Eine gewisse Entspannung haben die letzten sechs Runden für die Berner Oberländer aber schon gebracht, in diesen mussten sie keine einzige Niederlage hinnehmen und sie waren am vorletzten Spieltag erst der zweite Verein, der es fertig brachte YB in diesem Jahr Punkte abzunehmen – wie der FCB remisierten sie gegen den Leader. Noch vor kurzem hätte damit wohl noch niemand gerechnet: Bevor die Thuner zu dieser Serie mit drei Siegen und drei Unentschieden ansetzten, hatten sie beim FC Sion mit 2:7 verloren und waren am Tabellenende gelegen.

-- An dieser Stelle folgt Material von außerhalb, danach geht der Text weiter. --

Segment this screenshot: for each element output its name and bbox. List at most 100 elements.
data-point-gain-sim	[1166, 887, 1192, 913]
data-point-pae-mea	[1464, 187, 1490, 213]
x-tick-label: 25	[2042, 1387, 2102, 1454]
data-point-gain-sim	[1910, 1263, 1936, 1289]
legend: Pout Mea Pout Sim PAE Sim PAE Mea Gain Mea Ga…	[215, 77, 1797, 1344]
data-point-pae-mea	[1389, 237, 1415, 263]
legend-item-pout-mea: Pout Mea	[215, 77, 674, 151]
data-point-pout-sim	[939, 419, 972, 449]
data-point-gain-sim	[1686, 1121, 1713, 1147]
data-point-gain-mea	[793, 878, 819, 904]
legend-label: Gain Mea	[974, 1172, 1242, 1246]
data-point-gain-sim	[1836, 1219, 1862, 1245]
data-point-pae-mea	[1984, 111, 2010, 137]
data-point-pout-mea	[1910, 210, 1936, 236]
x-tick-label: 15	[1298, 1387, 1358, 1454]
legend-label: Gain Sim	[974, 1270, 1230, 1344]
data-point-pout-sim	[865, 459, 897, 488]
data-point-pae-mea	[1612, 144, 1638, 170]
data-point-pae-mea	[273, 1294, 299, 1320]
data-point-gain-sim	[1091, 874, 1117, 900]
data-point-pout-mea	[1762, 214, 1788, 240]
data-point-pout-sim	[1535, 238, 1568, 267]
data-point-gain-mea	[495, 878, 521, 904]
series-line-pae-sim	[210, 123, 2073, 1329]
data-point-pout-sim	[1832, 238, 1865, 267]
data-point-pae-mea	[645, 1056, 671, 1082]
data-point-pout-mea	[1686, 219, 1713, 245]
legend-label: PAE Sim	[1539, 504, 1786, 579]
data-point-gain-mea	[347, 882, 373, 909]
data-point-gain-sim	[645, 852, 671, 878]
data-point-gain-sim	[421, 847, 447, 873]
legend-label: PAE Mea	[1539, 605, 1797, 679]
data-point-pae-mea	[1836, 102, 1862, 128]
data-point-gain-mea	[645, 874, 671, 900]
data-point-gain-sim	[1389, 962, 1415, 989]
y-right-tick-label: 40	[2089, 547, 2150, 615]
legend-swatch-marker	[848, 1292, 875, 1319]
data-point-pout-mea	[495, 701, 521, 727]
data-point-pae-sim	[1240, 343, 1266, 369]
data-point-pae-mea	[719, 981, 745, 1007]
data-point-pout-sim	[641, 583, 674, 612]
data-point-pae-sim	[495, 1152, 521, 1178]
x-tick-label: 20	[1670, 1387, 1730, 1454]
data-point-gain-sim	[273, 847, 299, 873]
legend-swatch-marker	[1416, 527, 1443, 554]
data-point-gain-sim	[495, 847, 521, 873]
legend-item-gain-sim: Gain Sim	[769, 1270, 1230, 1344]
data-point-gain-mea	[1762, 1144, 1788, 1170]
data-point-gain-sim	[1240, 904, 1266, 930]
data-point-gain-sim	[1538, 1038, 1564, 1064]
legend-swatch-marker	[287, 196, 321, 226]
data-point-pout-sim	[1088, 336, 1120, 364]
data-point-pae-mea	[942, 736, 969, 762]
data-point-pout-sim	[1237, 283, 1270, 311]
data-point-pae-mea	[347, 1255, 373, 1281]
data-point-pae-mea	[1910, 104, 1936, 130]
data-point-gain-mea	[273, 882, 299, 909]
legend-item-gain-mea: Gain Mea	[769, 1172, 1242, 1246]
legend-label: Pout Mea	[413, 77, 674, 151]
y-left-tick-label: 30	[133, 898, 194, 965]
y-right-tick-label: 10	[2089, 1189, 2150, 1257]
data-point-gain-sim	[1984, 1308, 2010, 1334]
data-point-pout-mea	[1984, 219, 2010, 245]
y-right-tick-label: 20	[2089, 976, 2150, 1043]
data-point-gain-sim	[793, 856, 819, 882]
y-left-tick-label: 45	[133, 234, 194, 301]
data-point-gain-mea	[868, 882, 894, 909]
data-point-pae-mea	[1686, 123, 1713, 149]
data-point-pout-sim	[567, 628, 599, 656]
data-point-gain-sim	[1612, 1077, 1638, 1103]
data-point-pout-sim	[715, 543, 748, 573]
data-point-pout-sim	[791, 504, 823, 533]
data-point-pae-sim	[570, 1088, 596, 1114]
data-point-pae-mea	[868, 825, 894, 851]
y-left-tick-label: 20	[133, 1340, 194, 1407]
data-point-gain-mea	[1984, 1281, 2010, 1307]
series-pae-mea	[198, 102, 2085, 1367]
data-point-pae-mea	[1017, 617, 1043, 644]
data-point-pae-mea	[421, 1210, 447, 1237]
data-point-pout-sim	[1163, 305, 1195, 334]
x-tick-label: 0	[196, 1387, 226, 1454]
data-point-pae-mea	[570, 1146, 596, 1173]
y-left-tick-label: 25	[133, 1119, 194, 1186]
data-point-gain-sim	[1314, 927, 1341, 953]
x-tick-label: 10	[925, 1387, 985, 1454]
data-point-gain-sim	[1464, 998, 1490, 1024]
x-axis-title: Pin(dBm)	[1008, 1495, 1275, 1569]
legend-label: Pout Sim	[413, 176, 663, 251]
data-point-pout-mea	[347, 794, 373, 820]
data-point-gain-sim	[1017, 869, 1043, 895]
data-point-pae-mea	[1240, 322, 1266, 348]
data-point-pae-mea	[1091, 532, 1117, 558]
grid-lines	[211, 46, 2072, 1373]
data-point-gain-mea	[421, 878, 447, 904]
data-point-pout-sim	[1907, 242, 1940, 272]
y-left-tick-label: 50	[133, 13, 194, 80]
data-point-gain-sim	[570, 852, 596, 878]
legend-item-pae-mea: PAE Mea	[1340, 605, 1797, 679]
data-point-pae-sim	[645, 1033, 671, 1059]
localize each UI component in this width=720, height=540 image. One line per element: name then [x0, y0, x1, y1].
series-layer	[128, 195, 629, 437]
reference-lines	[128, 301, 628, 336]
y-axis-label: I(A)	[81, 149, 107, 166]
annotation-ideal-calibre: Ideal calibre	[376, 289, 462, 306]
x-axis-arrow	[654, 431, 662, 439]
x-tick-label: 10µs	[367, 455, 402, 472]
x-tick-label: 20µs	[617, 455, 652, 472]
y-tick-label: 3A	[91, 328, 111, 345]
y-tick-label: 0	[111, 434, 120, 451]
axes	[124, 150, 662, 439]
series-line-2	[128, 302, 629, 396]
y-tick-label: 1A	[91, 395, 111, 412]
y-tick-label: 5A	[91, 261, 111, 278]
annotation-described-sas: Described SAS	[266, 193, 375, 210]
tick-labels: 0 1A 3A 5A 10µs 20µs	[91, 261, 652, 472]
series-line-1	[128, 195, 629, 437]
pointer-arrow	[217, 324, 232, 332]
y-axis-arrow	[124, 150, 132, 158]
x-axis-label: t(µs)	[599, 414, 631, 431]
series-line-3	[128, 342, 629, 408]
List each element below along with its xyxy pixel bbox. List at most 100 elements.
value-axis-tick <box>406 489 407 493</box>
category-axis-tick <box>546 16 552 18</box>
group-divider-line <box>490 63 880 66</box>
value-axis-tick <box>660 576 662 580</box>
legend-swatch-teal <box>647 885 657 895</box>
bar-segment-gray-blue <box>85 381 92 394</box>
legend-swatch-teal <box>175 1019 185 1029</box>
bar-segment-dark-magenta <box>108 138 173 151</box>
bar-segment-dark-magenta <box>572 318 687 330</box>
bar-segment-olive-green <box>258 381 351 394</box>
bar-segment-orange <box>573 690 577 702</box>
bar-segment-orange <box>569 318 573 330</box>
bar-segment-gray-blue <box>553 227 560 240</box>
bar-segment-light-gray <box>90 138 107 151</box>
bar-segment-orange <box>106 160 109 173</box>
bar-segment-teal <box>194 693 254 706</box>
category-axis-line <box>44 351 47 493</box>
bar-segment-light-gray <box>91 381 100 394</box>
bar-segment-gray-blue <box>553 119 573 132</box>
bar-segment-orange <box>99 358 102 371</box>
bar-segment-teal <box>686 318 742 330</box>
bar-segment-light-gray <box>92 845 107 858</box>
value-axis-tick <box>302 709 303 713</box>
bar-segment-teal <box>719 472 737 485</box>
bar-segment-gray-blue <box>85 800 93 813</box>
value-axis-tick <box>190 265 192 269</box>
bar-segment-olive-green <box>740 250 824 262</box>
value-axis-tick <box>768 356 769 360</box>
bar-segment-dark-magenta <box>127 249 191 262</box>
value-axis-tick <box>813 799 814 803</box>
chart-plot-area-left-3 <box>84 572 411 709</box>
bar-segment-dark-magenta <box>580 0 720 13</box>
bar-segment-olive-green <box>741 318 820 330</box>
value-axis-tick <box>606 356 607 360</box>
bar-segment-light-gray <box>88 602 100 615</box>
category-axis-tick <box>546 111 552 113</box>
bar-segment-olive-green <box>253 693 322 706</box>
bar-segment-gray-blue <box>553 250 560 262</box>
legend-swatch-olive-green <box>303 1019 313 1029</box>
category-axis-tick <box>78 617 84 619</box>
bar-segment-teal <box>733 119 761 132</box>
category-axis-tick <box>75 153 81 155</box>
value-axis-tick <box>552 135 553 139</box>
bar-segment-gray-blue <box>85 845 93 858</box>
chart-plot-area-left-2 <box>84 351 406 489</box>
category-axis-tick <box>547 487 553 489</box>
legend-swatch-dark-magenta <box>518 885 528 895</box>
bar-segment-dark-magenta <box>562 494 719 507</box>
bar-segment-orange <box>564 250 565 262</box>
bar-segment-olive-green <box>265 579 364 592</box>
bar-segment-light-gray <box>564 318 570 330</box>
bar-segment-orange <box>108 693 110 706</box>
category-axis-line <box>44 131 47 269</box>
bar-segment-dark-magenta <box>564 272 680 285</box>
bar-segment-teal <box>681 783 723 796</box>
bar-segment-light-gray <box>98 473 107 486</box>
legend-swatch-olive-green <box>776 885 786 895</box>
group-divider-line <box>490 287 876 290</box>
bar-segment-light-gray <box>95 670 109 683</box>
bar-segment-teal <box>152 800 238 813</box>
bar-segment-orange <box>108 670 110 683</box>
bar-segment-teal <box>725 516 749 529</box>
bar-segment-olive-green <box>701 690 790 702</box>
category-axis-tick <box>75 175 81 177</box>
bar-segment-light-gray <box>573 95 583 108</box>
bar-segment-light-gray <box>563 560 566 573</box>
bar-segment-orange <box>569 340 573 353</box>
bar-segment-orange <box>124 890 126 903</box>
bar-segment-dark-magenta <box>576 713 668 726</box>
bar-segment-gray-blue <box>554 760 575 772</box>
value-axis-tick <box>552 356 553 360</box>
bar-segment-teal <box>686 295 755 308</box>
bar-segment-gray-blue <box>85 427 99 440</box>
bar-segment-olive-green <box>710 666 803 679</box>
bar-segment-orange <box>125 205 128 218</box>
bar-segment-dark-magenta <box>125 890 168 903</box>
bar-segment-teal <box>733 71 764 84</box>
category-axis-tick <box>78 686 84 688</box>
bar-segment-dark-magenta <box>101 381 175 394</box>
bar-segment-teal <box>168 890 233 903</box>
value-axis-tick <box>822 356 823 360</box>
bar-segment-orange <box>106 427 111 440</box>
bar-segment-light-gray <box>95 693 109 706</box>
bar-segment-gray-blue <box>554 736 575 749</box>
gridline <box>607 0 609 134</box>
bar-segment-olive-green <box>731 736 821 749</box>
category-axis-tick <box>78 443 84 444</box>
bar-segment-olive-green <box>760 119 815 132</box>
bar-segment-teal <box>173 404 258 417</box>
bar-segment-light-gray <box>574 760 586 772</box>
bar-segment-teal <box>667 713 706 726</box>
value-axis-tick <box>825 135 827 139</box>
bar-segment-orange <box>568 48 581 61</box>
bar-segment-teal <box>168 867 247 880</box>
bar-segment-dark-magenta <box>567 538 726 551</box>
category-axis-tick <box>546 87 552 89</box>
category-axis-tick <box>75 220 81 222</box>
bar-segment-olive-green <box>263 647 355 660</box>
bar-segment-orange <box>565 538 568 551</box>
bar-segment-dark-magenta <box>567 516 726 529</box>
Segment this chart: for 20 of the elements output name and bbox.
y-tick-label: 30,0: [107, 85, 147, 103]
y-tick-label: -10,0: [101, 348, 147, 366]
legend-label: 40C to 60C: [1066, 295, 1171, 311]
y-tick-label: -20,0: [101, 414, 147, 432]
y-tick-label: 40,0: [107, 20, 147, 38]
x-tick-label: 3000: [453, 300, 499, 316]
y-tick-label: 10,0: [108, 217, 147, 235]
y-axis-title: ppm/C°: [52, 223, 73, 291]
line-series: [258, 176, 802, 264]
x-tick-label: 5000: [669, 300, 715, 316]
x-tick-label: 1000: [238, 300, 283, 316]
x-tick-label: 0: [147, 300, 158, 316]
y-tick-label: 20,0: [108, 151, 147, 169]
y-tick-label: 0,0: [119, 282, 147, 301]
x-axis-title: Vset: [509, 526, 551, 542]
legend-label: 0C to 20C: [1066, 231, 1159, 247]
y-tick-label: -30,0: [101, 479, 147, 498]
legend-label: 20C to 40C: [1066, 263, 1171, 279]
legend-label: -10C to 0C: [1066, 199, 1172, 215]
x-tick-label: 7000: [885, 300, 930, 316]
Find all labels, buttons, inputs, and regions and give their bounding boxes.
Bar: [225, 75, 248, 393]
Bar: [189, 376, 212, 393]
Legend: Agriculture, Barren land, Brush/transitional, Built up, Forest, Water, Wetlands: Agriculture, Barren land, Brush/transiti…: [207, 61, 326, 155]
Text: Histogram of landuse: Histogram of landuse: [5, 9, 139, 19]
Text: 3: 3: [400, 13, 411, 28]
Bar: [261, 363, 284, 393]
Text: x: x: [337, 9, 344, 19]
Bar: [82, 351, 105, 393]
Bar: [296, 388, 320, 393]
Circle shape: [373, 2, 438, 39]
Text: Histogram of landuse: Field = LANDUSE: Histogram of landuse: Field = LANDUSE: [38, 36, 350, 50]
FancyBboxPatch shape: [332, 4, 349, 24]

Für Raphael Wicky kommt diese Stärkephase in dieser schwierigen Situation nicht überraschend: „Beim FC Thun wird seit Jahren nachhaltig gearbeitet und es herrscht Ruhe im Verein. Die Verantwortlichen dort wissen, dass immer wieder eine unangenehme Tabellensituation auftreten kann, sie werden daher von einer solchen nicht überrascht und machen dann auch keine Schnellschüsse.“

 

Die Statistik:

 

Rein von der Statistik her dürfte der FC Thun auch nichts mehr mit dem Abstieg zu tun haben. Denn seit der Einführung des aktuellen Modus in der Saison 2003/2004 belegte elfmal jenes Team, das nach 31 Runden am Tabellenende stand, auch am Ende den letzten Platz. Einzig der Verlauf der Saison 2005/2006 könnte noch dafür sprechen, dass die Berner Oberländer noch in Abstiegsgefahr kommen könnten: Damals musste der Yverdon-Sport FC den Gang in die Challenge League antreten und hatte fünf Spieltage vor dem Ende mit sieben Punkten Vorsprung, gar noch zwei Punkte mehr an Polster, als dies die Thuner momentan auf den Abstiegsplatz vorweisen. Den definitiven Klassenerhalt könnten die Berner frühestens nach der übernächsten Runde sicherstellen.

 

Die Personalsituation:

 

In der 32. Runde wird es zu einer Premiere kommen in der Startaufstellung des FCB: Michael Lang wird nicht dabei sein. Der rechte Aussenverteidiger hat bisher jede Partie von Anfang an bestritten und wurde lediglich beim Heimspiel gegen den FC Sion im vergangenen Herbst in der Schlussphase ausgewechselt. Somit stand Lang lediglich während neun Minuten in dieser Meisterschaft nicht auf dem Platz, umso bemerkenswerter ist es, dass er als Defensivspieler erst jetzt seine vierte Verwarnung kassierte. „Als Ersatz kommen Raoul Petretta oder Neftali Manzambi in Frage“, so Raphael Wicky, „ich werde mich am Samstag entscheiden.“

 

Germano Vailati und Taulant Xhaka am Sonntag verletzt ausfallen, dafür kehrt mit Éder Balanta ein Spieler zurück, der nun rund zweieinhalb Monat ausgefallen war.

 

Die letzten fünf Begegnungen der beiden Teams:

     

  • Samstag, 10. Februar 2018: FC Thun – FCB 0:2 (0:2)
  • Samstag, 21. Oktober 2017: FCB – FC Thun 2:1 (1:0)
  • Samstag, 5. August 2017: FC Thun – FCB 0:3 (0:2)
  • Sonntag, 14. Mai 2017: FCB – FC Thun 3:3 (1:1)
  • Samstag, 1.. Februar 2017: FC Thun  - FCB 0:2 (0:0)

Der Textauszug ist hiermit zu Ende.